Every day, some new member of Blogger Help Forum: Something Is Broken asks, innocently
What is all this traffic from dodgy websites?and after we explain what the dodgy traffic is, and why it does not reflect real traffic, the next question is
So why doesn't Google block it? Why should I have it polluting my Stats displays, and be unable to find actual traffic in my counts?and the unfortunate truth is simply that Google cannot block it, because it's not significantly different from normal traffic - and the insignificant difference is not easily detected.
Referer spam cannot be identified, because it is identical in structure to legitimate Stats pageviews - and because its content changes, constantly.
What does a normal blog page "pageview request" look like?
When you click on a link from, say, a post in Blogger Help Forum: Something Is Broken, to this article, your computer sends a single message to the Blogger server, containing three essential details.
- The IP address of your computer.
- The URL of a forum discussion, which contains a link to this article.
- The URL of this article.
- An IP address.
- The URL of the page containing a link to the webpage requested.
- The URL of the webpage requested.
That server activity record, in the Stats display for the blog, is known as a "pageview".
Finally, the Blogger server starts sending web page content back to your computer, so your computer can display this article to you. As the webpage content is sent back to your computer, your computer receives, and displays, the received content - and asks for more content.
What does a referer spam "pageview request" look like?
Simple enough? So, what is referer spam? Simply, a single message from a spammer computer, to the Blogger computer, containing three essential details.

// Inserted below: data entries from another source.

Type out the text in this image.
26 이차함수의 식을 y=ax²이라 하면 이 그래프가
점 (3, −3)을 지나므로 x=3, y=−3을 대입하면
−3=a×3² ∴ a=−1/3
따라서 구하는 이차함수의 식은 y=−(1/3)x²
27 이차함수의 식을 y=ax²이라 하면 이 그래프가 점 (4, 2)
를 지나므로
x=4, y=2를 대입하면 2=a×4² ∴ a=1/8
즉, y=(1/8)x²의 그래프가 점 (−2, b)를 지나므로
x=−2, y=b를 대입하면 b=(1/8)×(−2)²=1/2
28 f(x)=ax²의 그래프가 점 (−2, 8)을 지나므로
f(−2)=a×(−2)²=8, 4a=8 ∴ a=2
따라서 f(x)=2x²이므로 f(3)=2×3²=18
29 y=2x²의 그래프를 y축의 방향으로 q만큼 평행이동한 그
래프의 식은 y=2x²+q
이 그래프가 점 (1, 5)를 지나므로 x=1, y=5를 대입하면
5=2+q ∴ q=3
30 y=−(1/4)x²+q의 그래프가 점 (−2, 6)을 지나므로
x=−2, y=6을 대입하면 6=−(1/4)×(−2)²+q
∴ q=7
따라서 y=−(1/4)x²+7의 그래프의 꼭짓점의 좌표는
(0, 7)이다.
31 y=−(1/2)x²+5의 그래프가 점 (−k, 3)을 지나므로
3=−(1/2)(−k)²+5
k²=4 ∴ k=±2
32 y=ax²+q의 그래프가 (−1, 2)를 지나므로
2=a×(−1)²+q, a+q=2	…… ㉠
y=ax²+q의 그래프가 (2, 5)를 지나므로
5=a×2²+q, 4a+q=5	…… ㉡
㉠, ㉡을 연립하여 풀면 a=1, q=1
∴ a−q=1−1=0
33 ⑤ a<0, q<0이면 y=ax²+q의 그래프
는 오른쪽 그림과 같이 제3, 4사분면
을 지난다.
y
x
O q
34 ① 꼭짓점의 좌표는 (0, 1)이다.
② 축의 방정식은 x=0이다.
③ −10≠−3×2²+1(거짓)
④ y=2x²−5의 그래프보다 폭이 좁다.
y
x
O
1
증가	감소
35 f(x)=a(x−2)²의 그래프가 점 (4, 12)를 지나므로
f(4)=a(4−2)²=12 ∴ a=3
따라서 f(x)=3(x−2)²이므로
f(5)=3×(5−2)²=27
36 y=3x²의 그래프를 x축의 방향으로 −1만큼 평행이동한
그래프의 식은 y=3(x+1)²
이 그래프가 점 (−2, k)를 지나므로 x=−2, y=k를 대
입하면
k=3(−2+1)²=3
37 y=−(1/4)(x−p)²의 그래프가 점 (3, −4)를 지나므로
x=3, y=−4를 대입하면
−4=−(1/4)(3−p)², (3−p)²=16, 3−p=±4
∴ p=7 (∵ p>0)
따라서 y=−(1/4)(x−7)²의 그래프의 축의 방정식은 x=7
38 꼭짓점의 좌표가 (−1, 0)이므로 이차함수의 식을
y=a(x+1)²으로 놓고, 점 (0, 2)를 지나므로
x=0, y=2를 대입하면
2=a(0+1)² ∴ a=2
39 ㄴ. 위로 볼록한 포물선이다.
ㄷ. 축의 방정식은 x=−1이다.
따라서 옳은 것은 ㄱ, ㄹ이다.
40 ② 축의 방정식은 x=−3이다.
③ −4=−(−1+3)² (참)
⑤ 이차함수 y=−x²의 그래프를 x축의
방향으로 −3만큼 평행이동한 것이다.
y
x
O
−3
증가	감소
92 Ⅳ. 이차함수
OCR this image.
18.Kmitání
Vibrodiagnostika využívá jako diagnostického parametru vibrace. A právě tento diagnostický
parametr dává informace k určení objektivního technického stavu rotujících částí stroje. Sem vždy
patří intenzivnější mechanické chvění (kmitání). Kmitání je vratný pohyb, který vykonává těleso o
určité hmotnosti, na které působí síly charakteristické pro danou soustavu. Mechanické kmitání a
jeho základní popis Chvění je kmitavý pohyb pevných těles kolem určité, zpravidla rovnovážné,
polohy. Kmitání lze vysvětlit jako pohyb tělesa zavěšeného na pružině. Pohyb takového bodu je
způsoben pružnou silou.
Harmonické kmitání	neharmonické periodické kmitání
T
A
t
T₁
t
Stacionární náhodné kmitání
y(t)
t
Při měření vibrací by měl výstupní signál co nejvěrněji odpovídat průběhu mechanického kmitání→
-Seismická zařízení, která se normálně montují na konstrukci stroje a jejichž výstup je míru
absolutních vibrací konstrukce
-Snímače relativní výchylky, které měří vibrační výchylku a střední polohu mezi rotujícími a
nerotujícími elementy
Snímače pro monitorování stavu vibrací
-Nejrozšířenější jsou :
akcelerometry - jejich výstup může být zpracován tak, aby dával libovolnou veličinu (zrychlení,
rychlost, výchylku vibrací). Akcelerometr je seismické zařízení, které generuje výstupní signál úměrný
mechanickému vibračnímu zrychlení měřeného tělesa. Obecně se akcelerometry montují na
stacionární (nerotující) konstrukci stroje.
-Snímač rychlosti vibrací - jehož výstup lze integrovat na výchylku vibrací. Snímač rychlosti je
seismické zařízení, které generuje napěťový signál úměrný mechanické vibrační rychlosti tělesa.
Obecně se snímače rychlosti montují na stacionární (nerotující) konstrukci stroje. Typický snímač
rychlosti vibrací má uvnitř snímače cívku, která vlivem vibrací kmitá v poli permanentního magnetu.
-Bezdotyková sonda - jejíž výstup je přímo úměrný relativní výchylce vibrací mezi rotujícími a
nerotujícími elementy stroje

- An IP address - possibly, but not predictably, of their computer.
- The URL of the website being pimped (the spammed website).
- The URL of the blog being spammed (your blog).
- An IP address.
- The URL of the page (supposedly) containing a link to the webpage requested.
- The URL of the webpage (supposedly) requested.
That server activity record, in the Stats display for the blog, is also known as a "pageview".
Finally, the Blogger server starts sending web page content back to the IP address provided. If the IP address does refer to the spammers computer, what is received is simply ignored. The spammer computer moves on, and sends another spam message to another server.
The "pageview request" is generated, before referer spam discontinues.
The problem is simply that no web server can detect a message from a client computer, that results in a response that is just ignored. Web traffic is lossy, and clients drop offline constantly. Even if the response could be detected as ignored, the ignored request might still reflect legitimate activity, initiated by a client that immediately went offline.
There is simply no way for Google to block the spam - because the spam is simply one message that results in a response, by the Blogger server, that is subsequently ignored by the client computer.
So why can't Google block the numbers generated by referer spam, as the referer spam hits the servers? Simply because the numbers may not really represent actual spam. They can, just as easily, reflect intense, legitimate activity - or possibly a devious attack against a legitimate website.
Google can only detect referer spam in context, against multiple blogs.
Specific pageview counts and details are observed in context - are blocked only after the same activity is observed against multiple blogs, over long periods of time (similar, in concept, to stateful network traffic analysis) - and the numbers are removed, retroactively.
All of this is a simple unavoidable side effect, of blog owners needing site activity figures that are not affected by script filtering by the blog readers, complicated by fraudulent activity by hackers and spammers.
Referer spam is not unique to Blogger - it is simply tuned to abuse Stats logs.
Please note that referer spam did not start with Blogger - it's an Internet wide problem. Even though it appears mindless and random, some of it is craftily designed and executed.
For a comprehensive look at how referer spam works, outside Blogger, see Wikipedia: Referer spam.
The problem here is threefold.
- Too many blog owners obsess over raw pageview counts.
- Too many blog owners do not understand the origins of referer spam.
- Too many blog owners are not interested in understanding the real problem.